WEST MIDLANDS Police has launched a campaign to help tackle courier fraud across the region.
The campaign – Stay wise, don’t compromise – is aimed at raising awareness of scams and providing practical advice on how to spot and prevent it.
Courier fraud is a type of scam that has been on the rise in recent years, with fraudsters tricking elderly and vulnerable people out of their money.
Police say it usually starts with an unsolicited telephone call to the victim.
The caller will typically pose as a police officer, bank official, or other authority figure, and will claim that the victim’s bank account has been compromised or their assistance is needed in an investigation.
They will then persuade the victim to transfer money to a ‘safe account’ or withdraw large amounts of money and hand it over to a courier who will visit their home.

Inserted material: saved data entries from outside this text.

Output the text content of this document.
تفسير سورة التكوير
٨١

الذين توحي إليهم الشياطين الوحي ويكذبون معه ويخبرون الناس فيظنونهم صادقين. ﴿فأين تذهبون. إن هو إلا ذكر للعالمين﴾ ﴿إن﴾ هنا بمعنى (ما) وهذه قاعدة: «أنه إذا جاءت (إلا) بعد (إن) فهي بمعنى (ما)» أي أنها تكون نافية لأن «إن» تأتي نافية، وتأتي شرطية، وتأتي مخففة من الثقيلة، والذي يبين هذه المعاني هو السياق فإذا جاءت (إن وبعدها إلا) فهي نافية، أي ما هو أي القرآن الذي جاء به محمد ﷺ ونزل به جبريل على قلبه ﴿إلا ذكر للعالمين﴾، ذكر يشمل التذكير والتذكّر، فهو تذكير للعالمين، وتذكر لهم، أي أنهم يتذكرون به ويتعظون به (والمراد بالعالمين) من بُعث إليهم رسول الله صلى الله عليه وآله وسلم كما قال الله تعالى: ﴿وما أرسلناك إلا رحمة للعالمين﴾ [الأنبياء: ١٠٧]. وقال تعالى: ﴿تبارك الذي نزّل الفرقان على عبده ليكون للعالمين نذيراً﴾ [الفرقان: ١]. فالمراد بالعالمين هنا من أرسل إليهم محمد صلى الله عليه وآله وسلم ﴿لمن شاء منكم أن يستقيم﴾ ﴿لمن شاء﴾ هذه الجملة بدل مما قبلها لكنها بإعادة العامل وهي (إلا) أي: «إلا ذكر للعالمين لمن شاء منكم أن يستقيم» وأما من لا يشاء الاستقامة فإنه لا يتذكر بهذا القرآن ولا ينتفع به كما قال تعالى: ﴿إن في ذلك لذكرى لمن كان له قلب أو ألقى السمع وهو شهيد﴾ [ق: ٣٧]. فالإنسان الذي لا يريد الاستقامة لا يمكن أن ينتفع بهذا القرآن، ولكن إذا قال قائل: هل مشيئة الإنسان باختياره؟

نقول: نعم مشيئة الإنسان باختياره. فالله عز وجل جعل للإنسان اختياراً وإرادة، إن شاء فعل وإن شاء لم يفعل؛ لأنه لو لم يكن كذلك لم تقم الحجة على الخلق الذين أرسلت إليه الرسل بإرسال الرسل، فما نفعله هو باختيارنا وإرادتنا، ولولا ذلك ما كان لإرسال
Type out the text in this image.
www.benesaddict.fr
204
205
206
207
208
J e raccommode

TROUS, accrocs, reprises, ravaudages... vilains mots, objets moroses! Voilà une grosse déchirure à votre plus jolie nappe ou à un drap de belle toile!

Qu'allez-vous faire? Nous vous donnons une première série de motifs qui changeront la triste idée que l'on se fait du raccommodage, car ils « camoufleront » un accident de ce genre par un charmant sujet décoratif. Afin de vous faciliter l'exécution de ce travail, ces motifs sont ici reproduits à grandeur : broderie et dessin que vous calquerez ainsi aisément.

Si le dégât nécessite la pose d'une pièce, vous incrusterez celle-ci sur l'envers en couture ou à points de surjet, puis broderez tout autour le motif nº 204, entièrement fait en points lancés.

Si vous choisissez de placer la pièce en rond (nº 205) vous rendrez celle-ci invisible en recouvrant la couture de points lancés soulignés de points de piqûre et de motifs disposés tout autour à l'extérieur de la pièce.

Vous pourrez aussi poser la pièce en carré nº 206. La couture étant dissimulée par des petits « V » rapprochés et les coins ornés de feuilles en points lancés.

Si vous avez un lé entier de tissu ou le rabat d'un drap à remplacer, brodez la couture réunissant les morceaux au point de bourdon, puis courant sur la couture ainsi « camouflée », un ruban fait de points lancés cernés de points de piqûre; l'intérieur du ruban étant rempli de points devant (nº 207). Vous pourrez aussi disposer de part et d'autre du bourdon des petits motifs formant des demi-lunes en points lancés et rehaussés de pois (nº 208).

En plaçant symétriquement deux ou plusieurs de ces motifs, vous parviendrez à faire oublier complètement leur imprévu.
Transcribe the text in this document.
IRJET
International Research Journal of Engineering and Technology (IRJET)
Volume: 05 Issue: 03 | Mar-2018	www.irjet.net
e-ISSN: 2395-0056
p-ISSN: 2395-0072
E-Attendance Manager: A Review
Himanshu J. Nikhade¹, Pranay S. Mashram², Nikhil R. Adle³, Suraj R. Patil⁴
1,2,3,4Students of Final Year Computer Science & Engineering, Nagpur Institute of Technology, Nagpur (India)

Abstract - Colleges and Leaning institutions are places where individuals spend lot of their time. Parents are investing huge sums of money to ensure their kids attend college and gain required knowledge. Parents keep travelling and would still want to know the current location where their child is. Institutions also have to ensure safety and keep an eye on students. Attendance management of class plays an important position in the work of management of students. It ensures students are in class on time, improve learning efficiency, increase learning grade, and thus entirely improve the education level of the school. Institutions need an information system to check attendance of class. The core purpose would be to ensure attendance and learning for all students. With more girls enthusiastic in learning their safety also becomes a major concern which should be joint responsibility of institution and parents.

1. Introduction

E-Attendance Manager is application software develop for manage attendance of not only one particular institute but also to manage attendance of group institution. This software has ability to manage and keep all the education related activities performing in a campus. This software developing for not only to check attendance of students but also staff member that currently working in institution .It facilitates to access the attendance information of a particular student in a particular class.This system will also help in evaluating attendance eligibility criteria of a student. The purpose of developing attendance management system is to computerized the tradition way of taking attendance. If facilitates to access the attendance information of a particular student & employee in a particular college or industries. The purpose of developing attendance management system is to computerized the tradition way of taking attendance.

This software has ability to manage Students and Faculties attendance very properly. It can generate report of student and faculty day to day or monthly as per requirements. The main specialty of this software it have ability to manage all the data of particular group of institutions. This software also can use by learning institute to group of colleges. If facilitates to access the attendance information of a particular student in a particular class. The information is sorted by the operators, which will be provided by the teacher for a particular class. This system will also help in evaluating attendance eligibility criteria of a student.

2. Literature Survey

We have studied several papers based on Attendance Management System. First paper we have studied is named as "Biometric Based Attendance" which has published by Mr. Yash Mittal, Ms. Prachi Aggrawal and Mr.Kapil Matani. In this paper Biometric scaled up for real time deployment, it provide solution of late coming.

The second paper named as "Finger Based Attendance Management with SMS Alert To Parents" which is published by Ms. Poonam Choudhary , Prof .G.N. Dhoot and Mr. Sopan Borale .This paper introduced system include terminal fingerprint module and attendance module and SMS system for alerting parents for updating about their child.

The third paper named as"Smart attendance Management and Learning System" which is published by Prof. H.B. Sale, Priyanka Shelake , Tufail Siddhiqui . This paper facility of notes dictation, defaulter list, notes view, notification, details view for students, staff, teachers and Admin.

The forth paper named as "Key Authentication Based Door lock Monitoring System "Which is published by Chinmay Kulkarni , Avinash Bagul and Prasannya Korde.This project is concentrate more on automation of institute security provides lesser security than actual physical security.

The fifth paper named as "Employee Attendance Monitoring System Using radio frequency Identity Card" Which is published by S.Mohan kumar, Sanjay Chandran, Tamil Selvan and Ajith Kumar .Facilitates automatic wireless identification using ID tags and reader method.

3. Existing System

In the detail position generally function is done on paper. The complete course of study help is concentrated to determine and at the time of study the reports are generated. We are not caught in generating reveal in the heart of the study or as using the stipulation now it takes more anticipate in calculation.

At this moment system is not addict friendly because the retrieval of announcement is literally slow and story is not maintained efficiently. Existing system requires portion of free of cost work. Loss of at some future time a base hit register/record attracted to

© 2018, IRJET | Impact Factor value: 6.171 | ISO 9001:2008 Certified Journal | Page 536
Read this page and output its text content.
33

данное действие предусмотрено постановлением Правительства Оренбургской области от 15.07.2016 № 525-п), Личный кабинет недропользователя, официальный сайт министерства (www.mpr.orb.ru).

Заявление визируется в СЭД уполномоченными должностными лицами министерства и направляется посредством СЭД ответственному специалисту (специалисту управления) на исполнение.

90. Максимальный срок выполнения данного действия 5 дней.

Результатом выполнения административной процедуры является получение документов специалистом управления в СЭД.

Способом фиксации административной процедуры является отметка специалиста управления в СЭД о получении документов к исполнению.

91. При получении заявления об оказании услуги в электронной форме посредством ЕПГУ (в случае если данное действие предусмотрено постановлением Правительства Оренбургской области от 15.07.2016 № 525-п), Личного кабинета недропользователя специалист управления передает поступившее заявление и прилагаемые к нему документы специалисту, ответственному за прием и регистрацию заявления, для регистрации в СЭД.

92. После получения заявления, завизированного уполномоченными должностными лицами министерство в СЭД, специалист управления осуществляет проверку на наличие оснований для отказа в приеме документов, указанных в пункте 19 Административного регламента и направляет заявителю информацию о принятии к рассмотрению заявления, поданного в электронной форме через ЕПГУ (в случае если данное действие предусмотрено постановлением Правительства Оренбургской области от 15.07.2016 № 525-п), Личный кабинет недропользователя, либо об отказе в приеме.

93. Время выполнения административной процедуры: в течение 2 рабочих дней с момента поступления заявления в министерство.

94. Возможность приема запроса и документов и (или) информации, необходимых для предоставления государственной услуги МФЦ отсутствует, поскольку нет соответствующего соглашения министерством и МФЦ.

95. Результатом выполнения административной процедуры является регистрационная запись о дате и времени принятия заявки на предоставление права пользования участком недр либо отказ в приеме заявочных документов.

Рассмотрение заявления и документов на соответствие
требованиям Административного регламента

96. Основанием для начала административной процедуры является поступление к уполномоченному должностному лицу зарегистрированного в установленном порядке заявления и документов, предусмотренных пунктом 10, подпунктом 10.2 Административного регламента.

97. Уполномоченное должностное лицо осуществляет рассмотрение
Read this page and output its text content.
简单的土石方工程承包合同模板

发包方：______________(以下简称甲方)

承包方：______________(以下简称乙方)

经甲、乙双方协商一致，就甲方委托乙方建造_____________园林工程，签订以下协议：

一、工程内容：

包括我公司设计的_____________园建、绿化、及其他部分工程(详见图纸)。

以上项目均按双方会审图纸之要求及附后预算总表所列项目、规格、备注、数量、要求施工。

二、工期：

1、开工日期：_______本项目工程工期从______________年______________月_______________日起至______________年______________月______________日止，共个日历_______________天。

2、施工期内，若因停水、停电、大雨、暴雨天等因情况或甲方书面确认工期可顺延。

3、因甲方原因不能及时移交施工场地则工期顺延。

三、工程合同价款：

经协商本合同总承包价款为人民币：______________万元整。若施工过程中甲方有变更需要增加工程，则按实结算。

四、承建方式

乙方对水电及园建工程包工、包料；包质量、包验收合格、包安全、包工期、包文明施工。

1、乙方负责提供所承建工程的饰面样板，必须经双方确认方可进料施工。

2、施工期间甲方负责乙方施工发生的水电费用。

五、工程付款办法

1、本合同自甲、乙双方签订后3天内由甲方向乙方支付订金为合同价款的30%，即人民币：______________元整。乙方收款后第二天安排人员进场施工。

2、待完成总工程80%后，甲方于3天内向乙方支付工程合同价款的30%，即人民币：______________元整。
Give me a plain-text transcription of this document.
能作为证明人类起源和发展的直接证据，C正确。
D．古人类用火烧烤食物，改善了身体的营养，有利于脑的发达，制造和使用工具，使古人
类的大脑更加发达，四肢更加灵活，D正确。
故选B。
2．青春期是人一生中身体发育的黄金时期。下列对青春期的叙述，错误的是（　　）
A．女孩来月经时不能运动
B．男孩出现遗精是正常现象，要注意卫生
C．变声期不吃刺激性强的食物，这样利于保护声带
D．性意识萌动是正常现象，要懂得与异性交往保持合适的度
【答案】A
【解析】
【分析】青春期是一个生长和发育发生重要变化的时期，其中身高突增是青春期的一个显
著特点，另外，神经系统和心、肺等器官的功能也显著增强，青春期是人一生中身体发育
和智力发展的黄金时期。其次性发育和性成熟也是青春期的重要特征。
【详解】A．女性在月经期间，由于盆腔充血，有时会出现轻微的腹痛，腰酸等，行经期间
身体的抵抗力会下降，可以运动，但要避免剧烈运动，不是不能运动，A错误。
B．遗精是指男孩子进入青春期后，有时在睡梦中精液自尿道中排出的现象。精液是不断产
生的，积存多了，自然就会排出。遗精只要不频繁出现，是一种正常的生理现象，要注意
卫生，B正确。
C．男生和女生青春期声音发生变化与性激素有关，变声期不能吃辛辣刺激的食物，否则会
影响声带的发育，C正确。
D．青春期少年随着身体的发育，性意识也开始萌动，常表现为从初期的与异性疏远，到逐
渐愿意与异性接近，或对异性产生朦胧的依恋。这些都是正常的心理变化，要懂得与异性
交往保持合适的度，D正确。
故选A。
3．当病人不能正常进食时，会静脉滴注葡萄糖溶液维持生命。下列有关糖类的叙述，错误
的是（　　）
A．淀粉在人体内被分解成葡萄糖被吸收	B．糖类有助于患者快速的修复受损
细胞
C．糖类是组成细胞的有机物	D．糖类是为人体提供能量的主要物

The victim may also be asked to purchase high value items such as a Rolex watch and gold bullion to hand to a courier.
The campaign includes a number of videos and social media posts highlighting the key warning signs and tips on how to stay safe.
- Always be suspicious of unsolicited telephone calls, emails, or text messages.
- Never give out personal information, such as your bank details or passwords.
- Remember that your bank and the police will never call and ask you to verify your PIN, withdraw cash or purchase high-value goods.
- If you suspect you have been a victim of courier fraud, report it to your bank and the police immediately.
The force has also released videos which show two common fraud scenarios to help educate the public about the manipulative techniques used by fraudsters.
Sgt Matthew Leach from the Proactive Economic Crime Unit said: “Courier fraud can have a profound and long-lasting impact on victims, causing not only financial loss, but also emotional distress and a sense of violation.
“Scammers have taken their deceitful tactics to new heights by requesting victims to make high-value purchases, withdraw cash, or hand over their bank cards for collection by a courier.
“It is crucial to remain vigilant, educate ourselves and elderly family members and friends about these scams, and promptly report any suspicious incidents to the police.”
Anyone who thinks they have been a victim of courier fraud should contact their bank immediately and report it to Action Fraud online at actionfraud.police.uk or by calling 0300 123 2040, or call West Midlands Police on 101.